Analysis: The Commission on Streamlining Government and Charity Hospital

Yesterday, a key subcommittee on the Commission for Streamlining Government unanimously approved a resolution endorsing the FHL/RMJM alternative plan to gut and rebuild Charity Hospital. The move signaled the first time in this running controversy over medical facilities that an official body has explicitly endorsed the alternative plan to build cutting edge facilities in less time, for less money, and without destroying a residential neighborhood.

This begs an important question: Why does the Commission for Streamlining Government, a body charged with the task of recommending areas of waste and inefficiency to eliminate or reform, care about the hospital controversy in New Orleans?

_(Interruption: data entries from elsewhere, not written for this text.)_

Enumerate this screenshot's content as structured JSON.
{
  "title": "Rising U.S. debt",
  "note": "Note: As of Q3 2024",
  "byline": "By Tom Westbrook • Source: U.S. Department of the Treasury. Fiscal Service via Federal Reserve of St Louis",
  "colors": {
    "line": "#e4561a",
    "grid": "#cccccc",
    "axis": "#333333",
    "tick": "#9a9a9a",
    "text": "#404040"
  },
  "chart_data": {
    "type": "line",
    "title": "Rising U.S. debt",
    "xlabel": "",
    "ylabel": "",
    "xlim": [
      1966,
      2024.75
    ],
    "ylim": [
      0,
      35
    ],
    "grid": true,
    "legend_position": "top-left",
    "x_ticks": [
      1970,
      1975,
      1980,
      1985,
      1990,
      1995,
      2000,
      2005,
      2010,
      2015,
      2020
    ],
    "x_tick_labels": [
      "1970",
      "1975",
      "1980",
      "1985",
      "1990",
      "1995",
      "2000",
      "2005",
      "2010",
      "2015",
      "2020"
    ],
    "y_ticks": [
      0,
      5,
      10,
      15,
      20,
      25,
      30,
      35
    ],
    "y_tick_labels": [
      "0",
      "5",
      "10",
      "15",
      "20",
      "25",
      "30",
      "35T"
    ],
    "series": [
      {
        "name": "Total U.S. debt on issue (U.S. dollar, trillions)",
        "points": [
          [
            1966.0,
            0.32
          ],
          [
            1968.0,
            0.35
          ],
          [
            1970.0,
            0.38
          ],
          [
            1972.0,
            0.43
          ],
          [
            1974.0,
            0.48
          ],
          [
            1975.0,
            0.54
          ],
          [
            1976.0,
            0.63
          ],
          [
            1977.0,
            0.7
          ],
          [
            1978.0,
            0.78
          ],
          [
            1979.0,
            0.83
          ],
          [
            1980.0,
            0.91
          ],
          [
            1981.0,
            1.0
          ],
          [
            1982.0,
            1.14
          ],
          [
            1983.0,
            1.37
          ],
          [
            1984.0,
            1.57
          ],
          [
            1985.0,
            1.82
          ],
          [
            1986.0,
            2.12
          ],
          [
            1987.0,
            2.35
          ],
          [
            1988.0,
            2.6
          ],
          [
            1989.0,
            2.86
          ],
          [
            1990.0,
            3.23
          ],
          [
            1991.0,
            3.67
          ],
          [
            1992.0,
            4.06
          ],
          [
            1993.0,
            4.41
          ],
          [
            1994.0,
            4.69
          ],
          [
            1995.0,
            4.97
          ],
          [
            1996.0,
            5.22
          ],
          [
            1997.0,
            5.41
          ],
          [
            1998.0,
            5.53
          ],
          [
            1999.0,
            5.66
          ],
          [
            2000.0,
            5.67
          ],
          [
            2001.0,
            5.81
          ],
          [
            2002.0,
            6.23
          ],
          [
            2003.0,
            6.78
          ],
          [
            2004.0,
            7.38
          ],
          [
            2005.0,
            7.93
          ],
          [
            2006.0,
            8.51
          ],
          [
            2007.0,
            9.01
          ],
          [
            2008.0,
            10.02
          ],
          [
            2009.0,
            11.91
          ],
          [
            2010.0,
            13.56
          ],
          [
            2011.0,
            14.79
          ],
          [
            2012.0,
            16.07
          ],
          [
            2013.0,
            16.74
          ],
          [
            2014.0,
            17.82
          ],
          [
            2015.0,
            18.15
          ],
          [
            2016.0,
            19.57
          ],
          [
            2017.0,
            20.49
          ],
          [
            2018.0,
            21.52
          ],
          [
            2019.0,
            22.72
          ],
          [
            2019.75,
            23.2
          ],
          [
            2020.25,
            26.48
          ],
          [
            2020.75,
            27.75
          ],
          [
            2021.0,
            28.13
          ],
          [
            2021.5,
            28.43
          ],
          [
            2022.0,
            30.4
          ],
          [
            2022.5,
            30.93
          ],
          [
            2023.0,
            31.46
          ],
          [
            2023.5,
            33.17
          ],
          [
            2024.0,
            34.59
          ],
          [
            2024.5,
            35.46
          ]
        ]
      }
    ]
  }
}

Though the details are complicated, the core answer to that question is quite simple. Burdened by a tight economy and a voter mandate to improve state governance, the Commission for Streamlining Government was created to identify areas where spending doesn't yield sufficiently positive outcomes for the public. While exercises in identifying areas where spending can be reduced often devolves into a typical partisan battle over the role of government, there are sometimes instances where waste is so unambiguous that politicians from both sides of the aisle can reach a consensus.

The proposed medical complex project came under the scrutiny of the Commission not just because it is a controversial issue but because the State of Louisiana earmarked $300 million in state taxpayer funds toward the LSU/VA medical complex back in 2007 and has not yet seen results. Work on the project has not yet begun because LSU administrators have not been able to secure the additional funding needed to begin work, which they say will come from some combination of loans and a reimbursement from FEMA.

The FHL/RMJM plan, which to this point has never been seriously considered by public officials as an alternative to the stalled LSU/VA proposal, has been estimated to save taxpayers at least $280 million in land acquisition and construction costs because the plan does not rely on the expropriation of private property in Lower Mid-City or the forced eviction of neighborhood residents.

Though it would seem obvious that a panel whose mission it is to identify areas in which Louisiana can save money would take a look at the two competing hospital plans, it was not a sure bet. State Representative and Senators have had many opportunities to reexamine the proposal to build the LSU/VA medical complex and to order a side by side cost-benefit analysis of the two competing plans. They have failed to do so. As recently as June, the State Senate Education Committee even declined an opportunity to protect homeowners in the Lower Mid-City footprint of the proposed LSU/VA medical complex by refusing to pass a measure that would have required LSU to earn legislative approval of their business plan before proceeding with land acquisition.

What's different now? Why has this subcommittee unanimously endorsed the FHL/RMJM plan to save Charity Hospital and what are the chances the resolution will pass when it goes before the full Commission on Streamlining Government?

Though it's true that the subcommittee that unanimously passed the motion endorsing the alternative plan was headed by a longtime skeptic of the LSU/VA project, State Treasurer John Kennedy, it's also true that state leaders are becoming increasingly concerned about the business rationale for the project.

At issue is how the anticipated healthcare reform measures being debated in the US Congress will change DSH payments, or reimbursements for Disproportionate Share Hospitals. These federal reimbursements go to hospitals that serve a high number of uninsured low-income patients who are not covered by other government programs such as Medicare, Medicaid, or SCHIP. Congress is currently planning to cut DSH payments as part of the healthcare bill under the assumption that as insurance is extended to more Americans, hospitals won't require reimbursement money for treating uninsured patients.

Because the high price tag of the proposed LSU/VA medical center will require so many loans, the anticipated absence of DSH funding will make it harder for hospital administrators to meet debt obligations. Therefore it is less likely that bond companies will be willing to loan the required money to pay for building the hospital in the first place.

Conversely, because the FHL/RMJM plan to gut and rebuild Charity Hospital is less expensive, less loans will be required. Additionally, because the FHL/RMJM plan promises to a faster construction time, hospital administrators will be able to begin repaying those loans sooner. This is the point Treasurer Kennedy has been making since last Spring and the point he reiterated at yesterday's subcommittee hearing. Thankfully, the members of the Commission on Streamlining Government are beginning to get the message.